A dominant narrative is a story that takes on a life of it’s own: it becomes the accepted norm. Throughout the 1950’s and 60’s, all across the United States, tens of thousands of nuclear fallout shelters were built, nearly twenty thousand in New York City alone: these were rooms with no windows, either basements, purpose built, and stocked with government supplies of high energy biscuits, water barrels (which could helpfully double as toilets when empty [!]), and emergency drugs. The narrative was clear: nuclear war could break out at any time, and the route to survival was ‘duck and cover’, make your way to the shelter fast, and prepare to receive instructions.

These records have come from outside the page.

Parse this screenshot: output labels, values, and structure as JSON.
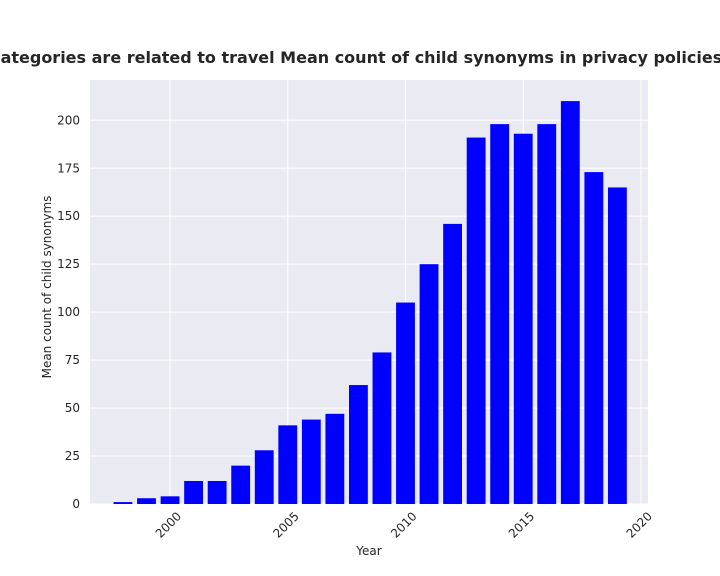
{
  "chart_data": {
    "type": "bar",
    "title": " when categories are related to travel Mean count of child synonyms in privacy policies by Year",
    "xlabel": "Year",
    "ylabel": "Mean count of child synonyms",
    "x": [
      1998,
      1999,
      2000,
      2001,
      2002,
      2003,
      2004,
      2005,
      2006,
      2007,
      2008,
      2009,
      2010,
      2011,
      2012,
      2013,
      2014,
      2015,
      2016,
      2017,
      2018,
      2019
    ],
    "values": [
      1,
      3,
      4,
      12,
      12,
      20,
      28,
      41,
      44,
      47,
      62,
      79,
      105,
      125,
      146,
      191,
      198,
      193,
      198,
      210,
      173,
      165
    ],
    "xlim": [
      1996.6,
      2020.3
    ],
    "ylim": [
      0,
      221
    ],
    "xticks": [
      2000,
      2005,
      2010,
      2015,
      2020
    ],
    "xtick_labels": [
      "2000",
      "2005",
      "2010",
      "2015",
      "2020"
    ],
    "yticks": [
      0,
      25,
      50,
      75,
      100,
      125,
      150,
      175,
      200
    ],
    "ytick_labels": [
      "0",
      "25",
      "50",
      "75",
      "100",
      "125",
      "150",
      "175",
      "200"
    ],
    "grid": true,
    "bar_color": "#0000ff",
    "background_color": "#eaeaf2",
    "grid_color": "#ffffff"
  }
}
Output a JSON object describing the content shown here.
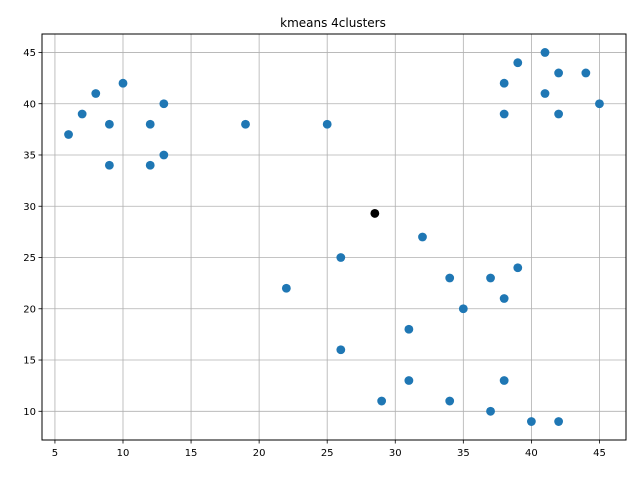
{
  "chart_data": {
    "type": "scatter",
    "title": "kmeans 4clusters",
    "xlabel": "",
    "ylabel": "",
    "xlim": [
      4.05,
      46.95
    ],
    "ylim": [
      7.2,
      46.8
    ],
    "xticks": [
      5,
      10,
      15,
      20,
      25,
      30,
      35,
      40,
      45
    ],
    "yticks": [
      10,
      15,
      20,
      25,
      30,
      35,
      40,
      45
    ],
    "grid": true,
    "series": [
      {
        "color": "#1f77b4",
        "points": [
          [
            41,
            45
          ],
          [
            39,
            44
          ],
          [
            42,
            43
          ],
          [
            44,
            43
          ],
          [
            38,
            42
          ],
          [
            41,
            41
          ],
          [
            45,
            40
          ],
          [
            38,
            39
          ],
          [
            42,
            39
          ],
          [
            10,
            42
          ],
          [
            8,
            41
          ],
          [
            13,
            40
          ],
          [
            7,
            39
          ],
          [
            9,
            38
          ],
          [
            12,
            38
          ],
          [
            19,
            38
          ],
          [
            25,
            38
          ],
          [
            6,
            37
          ],
          [
            13,
            35
          ],
          [
            9,
            34
          ],
          [
            12,
            34
          ],
          [
            32,
            27
          ],
          [
            26,
            25
          ],
          [
            39,
            24
          ],
          [
            34,
            23
          ],
          [
            37,
            23
          ],
          [
            22,
            22
          ],
          [
            38,
            21
          ],
          [
            35,
            20
          ],
          [
            31,
            18
          ],
          [
            26,
            16
          ],
          [
            31,
            13
          ],
          [
            38,
            13
          ],
          [
            29,
            11
          ],
          [
            34,
            11
          ],
          [
            37,
            10
          ],
          [
            40,
            9
          ],
          [
            42,
            9
          ]
        ]
      },
      {
        "color": "#000000",
        "points": [
          [
            28.5,
            29.3
          ]
        ]
      }
    ]
  }
}
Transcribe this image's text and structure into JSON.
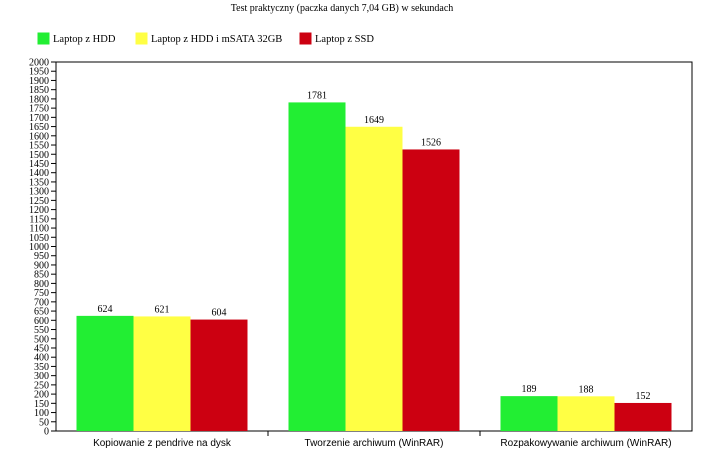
{
  "chart_data": {
    "type": "bar",
    "title": "Test praktyczny (paczka danych 7,04 GB) w sekundach",
    "categories": [
      "Kopiowanie z pendrive na dysk",
      "Tworzenie archiwum (WinRAR)",
      "Rozpakowywanie archiwum (WinRAR)"
    ],
    "series": [
      {
        "name": "Laptop z HDD",
        "color": "#22ee33",
        "values": [
          624,
          1781,
          189
        ]
      },
      {
        "name": "Laptop z HDD i mSATA 32GB",
        "color": "#ffff44",
        "values": [
          621,
          1649,
          188
        ]
      },
      {
        "name": "Laptop z SSD",
        "color": "#cc0011",
        "values": [
          604,
          1526,
          152
        ]
      }
    ],
    "ylim": [
      0,
      2000
    ],
    "ytick_step": 50,
    "grid": false,
    "legend_position": "top-left",
    "data_labels": true
  }
}
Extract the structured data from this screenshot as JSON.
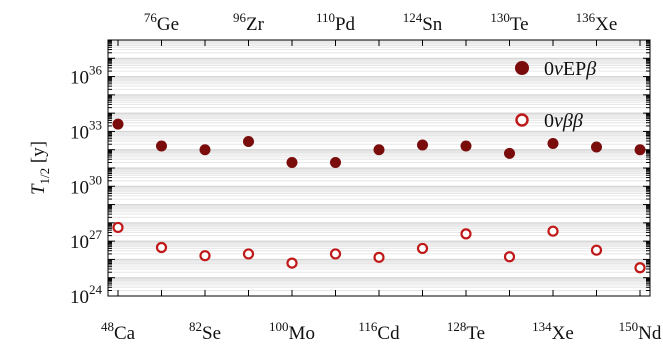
{
  "chart_data": {
    "type": "scatter",
    "categories": [
      "48Ca",
      "76Ge",
      "82Se",
      "96Zr",
      "100Mo",
      "110Pd",
      "116Cd",
      "124Sn",
      "128Te",
      "130Te",
      "134Xe",
      "136Xe",
      "150Nd"
    ],
    "bottom_ticks": [
      {
        "index": 0,
        "mass": "48",
        "element": "Ca"
      },
      {
        "index": 2,
        "mass": "82",
        "element": "Se"
      },
      {
        "index": 4,
        "mass": "100",
        "element": "Mo"
      },
      {
        "index": 6,
        "mass": "116",
        "element": "Cd"
      },
      {
        "index": 8,
        "mass": "128",
        "element": "Te"
      },
      {
        "index": 10,
        "mass": "134",
        "element": "Xe"
      },
      {
        "index": 12,
        "mass": "150",
        "element": "Nd"
      }
    ],
    "top_ticks": [
      {
        "index": 1,
        "mass": "76",
        "element": "Ge"
      },
      {
        "index": 3,
        "mass": "96",
        "element": "Zr"
      },
      {
        "index": 5,
        "mass": "110",
        "element": "Pd"
      },
      {
        "index": 7,
        "mass": "124",
        "element": "Sn"
      },
      {
        "index": 9,
        "mass": "130",
        "element": "Te"
      },
      {
        "index": 11,
        "mass": "136",
        "element": "Xe"
      }
    ],
    "ylabel": "T1/2 [y]",
    "y_scale": "log",
    "ylim": [
      1e+24,
      1e+38
    ],
    "y_ticks": [
      {
        "value": 1e+24,
        "base": "10",
        "exp": "24"
      },
      {
        "value": 1e+27,
        "base": "10",
        "exp": "27"
      },
      {
        "value": 1e+30,
        "base": "10",
        "exp": "30"
      },
      {
        "value": 1e+33,
        "base": "10",
        "exp": "33"
      },
      {
        "value": 1e+36,
        "base": "10",
        "exp": "36"
      }
    ],
    "grid": true,
    "legend_position": "top-right",
    "series": [
      {
        "name": "0νEPβ",
        "marker": "filled-circle",
        "color": "#7a0c0c",
        "values": [
          2.5e+33,
          1.6e+32,
          1e+32,
          2.8e+32,
          2e+31,
          2e+31,
          1e+32,
          1.8e+32,
          1.6e+32,
          6.3e+31,
          2.2e+32,
          1.4e+32,
          1e+32
        ]
      },
      {
        "name": "0νββ",
        "marker": "open-circle",
        "color": "#c01818",
        "values": [
          5.6e+27,
          4.5e+26,
          1.6e+26,
          2e+26,
          6.3e+25,
          2e+26,
          1.3e+26,
          4e+26,
          2.5e+27,
          1.4e+26,
          3.5e+27,
          3.2e+26,
          3.5e+25
        ]
      }
    ]
  }
}
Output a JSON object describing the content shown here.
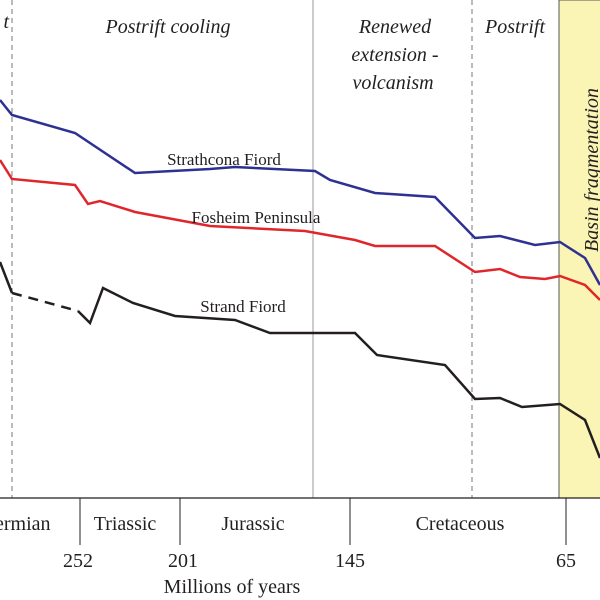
{
  "zones": [
    "t",
    "Postrift cooling",
    "Renewed",
    "extension -",
    "volcanism",
    "Postrift",
    "Basin fragmentation"
  ],
  "curves": [
    "Strathcona Fiord",
    "Fosheim Peninsula",
    "Strand Fiord"
  ],
  "periods": [
    "ermian",
    "Triassic",
    "Jurassic",
    "Cretaceous"
  ],
  "ticks": [
    "252",
    "201",
    "145",
    "65"
  ],
  "axis_label": "Millions of years"
}
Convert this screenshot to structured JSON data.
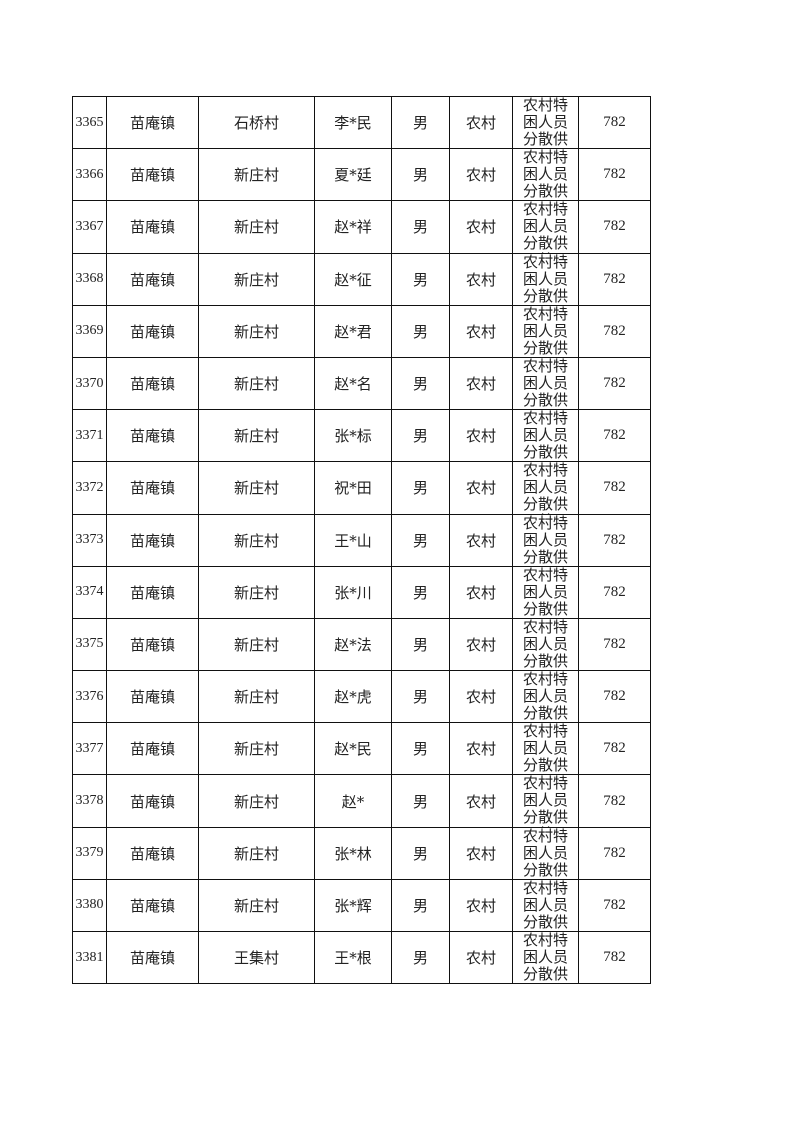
{
  "table": {
    "rows": [
      {
        "no": "3365",
        "town": "苗庵镇",
        "village": "石桥村",
        "name": "李*民",
        "gender": "男",
        "residence": "农村",
        "type": "农村特困人员分散供养",
        "amount": "782"
      },
      {
        "no": "3366",
        "town": "苗庵镇",
        "village": "新庄村",
        "name": "夏*廷",
        "gender": "男",
        "residence": "农村",
        "type": "农村特困人员分散供养",
        "amount": "782"
      },
      {
        "no": "3367",
        "town": "苗庵镇",
        "village": "新庄村",
        "name": "赵*祥",
        "gender": "男",
        "residence": "农村",
        "type": "农村特困人员分散供养",
        "amount": "782"
      },
      {
        "no": "3368",
        "town": "苗庵镇",
        "village": "新庄村",
        "name": "赵*征",
        "gender": "男",
        "residence": "农村",
        "type": "农村特困人员分散供养",
        "amount": "782"
      },
      {
        "no": "3369",
        "town": "苗庵镇",
        "village": "新庄村",
        "name": "赵*君",
        "gender": "男",
        "residence": "农村",
        "type": "农村特困人员分散供养",
        "amount": "782"
      },
      {
        "no": "3370",
        "town": "苗庵镇",
        "village": "新庄村",
        "name": "赵*名",
        "gender": "男",
        "residence": "农村",
        "type": "农村特困人员分散供养",
        "amount": "782"
      },
      {
        "no": "3371",
        "town": "苗庵镇",
        "village": "新庄村",
        "name": "张*标",
        "gender": "男",
        "residence": "农村",
        "type": "农村特困人员分散供养",
        "amount": "782"
      },
      {
        "no": "3372",
        "town": "苗庵镇",
        "village": "新庄村",
        "name": "祝*田",
        "gender": "男",
        "residence": "农村",
        "type": "农村特困人员分散供养",
        "amount": "782"
      },
      {
        "no": "3373",
        "town": "苗庵镇",
        "village": "新庄村",
        "name": "王*山",
        "gender": "男",
        "residence": "农村",
        "type": "农村特困人员分散供养",
        "amount": "782"
      },
      {
        "no": "3374",
        "town": "苗庵镇",
        "village": "新庄村",
        "name": "张*川",
        "gender": "男",
        "residence": "农村",
        "type": "农村特困人员分散供养",
        "amount": "782"
      },
      {
        "no": "3375",
        "town": "苗庵镇",
        "village": "新庄村",
        "name": "赵*法",
        "gender": "男",
        "residence": "农村",
        "type": "农村特困人员分散供养",
        "amount": "782"
      },
      {
        "no": "3376",
        "town": "苗庵镇",
        "village": "新庄村",
        "name": "赵*虎",
        "gender": "男",
        "residence": "农村",
        "type": "农村特困人员分散供养",
        "amount": "782"
      },
      {
        "no": "3377",
        "town": "苗庵镇",
        "village": "新庄村",
        "name": "赵*民",
        "gender": "男",
        "residence": "农村",
        "type": "农村特困人员分散供养",
        "amount": "782"
      },
      {
        "no": "3378",
        "town": "苗庵镇",
        "village": "新庄村",
        "name": "赵*",
        "gender": "男",
        "residence": "农村",
        "type": "农村特困人员分散供养",
        "amount": "782"
      },
      {
        "no": "3379",
        "town": "苗庵镇",
        "village": "新庄村",
        "name": "张*林",
        "gender": "男",
        "residence": "农村",
        "type": "农村特困人员分散供养",
        "amount": "782"
      },
      {
        "no": "3380",
        "town": "苗庵镇",
        "village": "新庄村",
        "name": "张*辉",
        "gender": "男",
        "residence": "农村",
        "type": "农村特困人员分散供养",
        "amount": "782"
      },
      {
        "no": "3381",
        "town": "苗庵镇",
        "village": "王集村",
        "name": "王*根",
        "gender": "男",
        "residence": "农村",
        "type": "农村特困人员分散供养",
        "amount": "782"
      }
    ]
  }
}
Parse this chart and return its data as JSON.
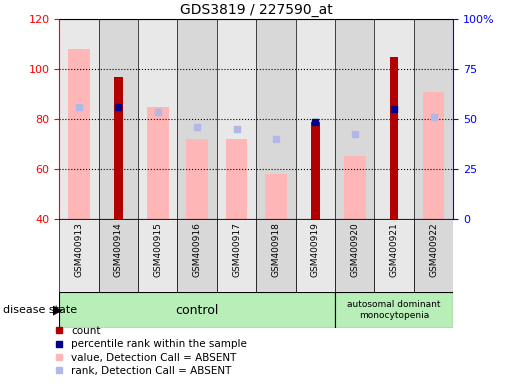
{
  "title": "GDS3819 / 227590_at",
  "samples": [
    "GSM400913",
    "GSM400914",
    "GSM400915",
    "GSM400916",
    "GSM400917",
    "GSM400918",
    "GSM400919",
    "GSM400920",
    "GSM400921",
    "GSM400922"
  ],
  "count": [
    null,
    97,
    null,
    null,
    null,
    null,
    79,
    null,
    105,
    null
  ],
  "percentile_rank": [
    null,
    85,
    null,
    null,
    null,
    null,
    79,
    null,
    84,
    null
  ],
  "value_absent": [
    108,
    null,
    85,
    72,
    72,
    58,
    null,
    65,
    null,
    91
  ],
  "rank_absent": [
    85,
    null,
    83,
    77,
    76,
    72,
    null,
    74,
    null,
    81
  ],
  "ylim_left": [
    40,
    120
  ],
  "ylim_right": [
    0,
    100
  ],
  "yticks_left": [
    40,
    60,
    80,
    100,
    120
  ],
  "yticks_right": [
    0,
    25,
    50,
    75,
    100
  ],
  "ytick_labels_right": [
    "0",
    "25",
    "50",
    "75",
    "100%"
  ],
  "count_color": "#b20000",
  "percentile_color": "#00008b",
  "value_absent_color": "#ffb6b6",
  "rank_absent_color": "#b0b8e8",
  "n_control": 7,
  "disease_label": "autosomal dominant\nmonocytopenia",
  "control_label": "control",
  "group_label": "disease state",
  "col_bg_even": "#e8e8e8",
  "col_bg_odd": "#d8d8d8",
  "plot_bg": "#ffffff",
  "green_bg": "#b8eeb8",
  "legend_items": [
    "count",
    "percentile rank within the sample",
    "value, Detection Call = ABSENT",
    "rank, Detection Call = ABSENT"
  ],
  "legend_colors": [
    "#b20000",
    "#00008b",
    "#ffb6b6",
    "#b0b8e8"
  ]
}
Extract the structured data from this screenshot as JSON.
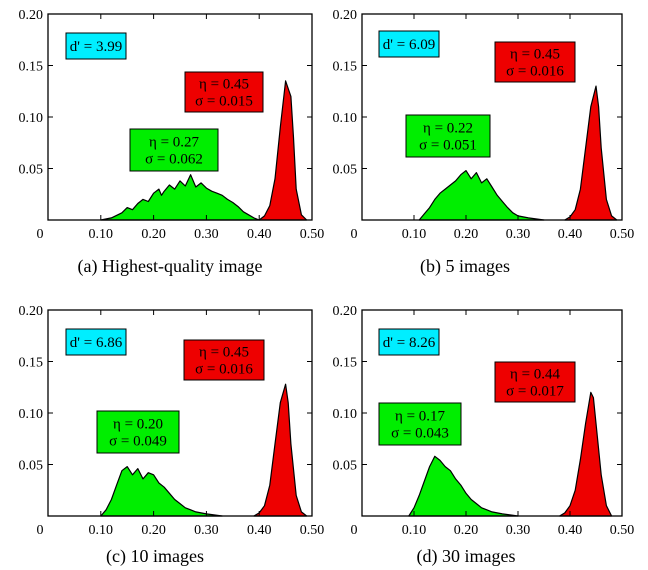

It was, of course, a hopeless narrative: the chances of surviving a nuclear war were unlikely to be much improved by sheltering in the laundry room, but the narrative was not really one about survival. It was one about national identity, about conformity, and difference. This was more a story about hope, than about improving your odds, and more a story of patriotic opposition, and the unity that that engenders.
In the 60’s a succession of businessmen tried to market ‘luxury’ bunkers, and government communications were more likely to show a gingham tablecloth, and happy family, than they were to show crowds of radiation poisoned citizens sitting on their water barrels.
Today, most of the shelters are empty: in the seventies, the government even had to resort to paying contractors to go in and recover the drugs from them, following a wave of break ins and incidents with people stealing them. It turns out that a nuclear shelter provides greater utility when repurposed as somewhere to store your bike, or do the laundry. Unless, that is, you believe the tales of ‘rats the size of dogs’ overwhelming many of the shelters, attracted, no doubt, by the ‘high energy biscuits’.
The dominant narrative of nuclear war led to a convenient narrative of communism, and, directly, to the purges of liberal creatives. Stories carry power, and often inherent violence, within themselves.
In time the narrative of nuclear war, and especially the notion that you could ride it out alongside the rats, became so threadbare, that it crumbled. And as the story failed, so too did the shelters.
Today, walk around New York, and you can still find the rusted yellow and black signs, screwed to a wall, high up, indicating where to run to in times of war. Although even these signs are starting to fail: since 2017, FEMA has been quietly removing the signs from schools, and other public buildings, concerned that, in the event of war, people would deem the bunkers still functional.
Ironically, nobody seems clear who even owns the signs, so those on private property remain untouched, lest someone fall foul of a federal rule about damage to war property no doubt.
Today, in the event of nuclear war, you are more likely to receive a government text message, which i am sure will be a deep comfort.
The Fallout signs are a reminder, a shadow, of a dominant narrative that simply stretched too thin, and ultimately, was revealed as folly. But the signs remain, to this day. Shadows of the thing.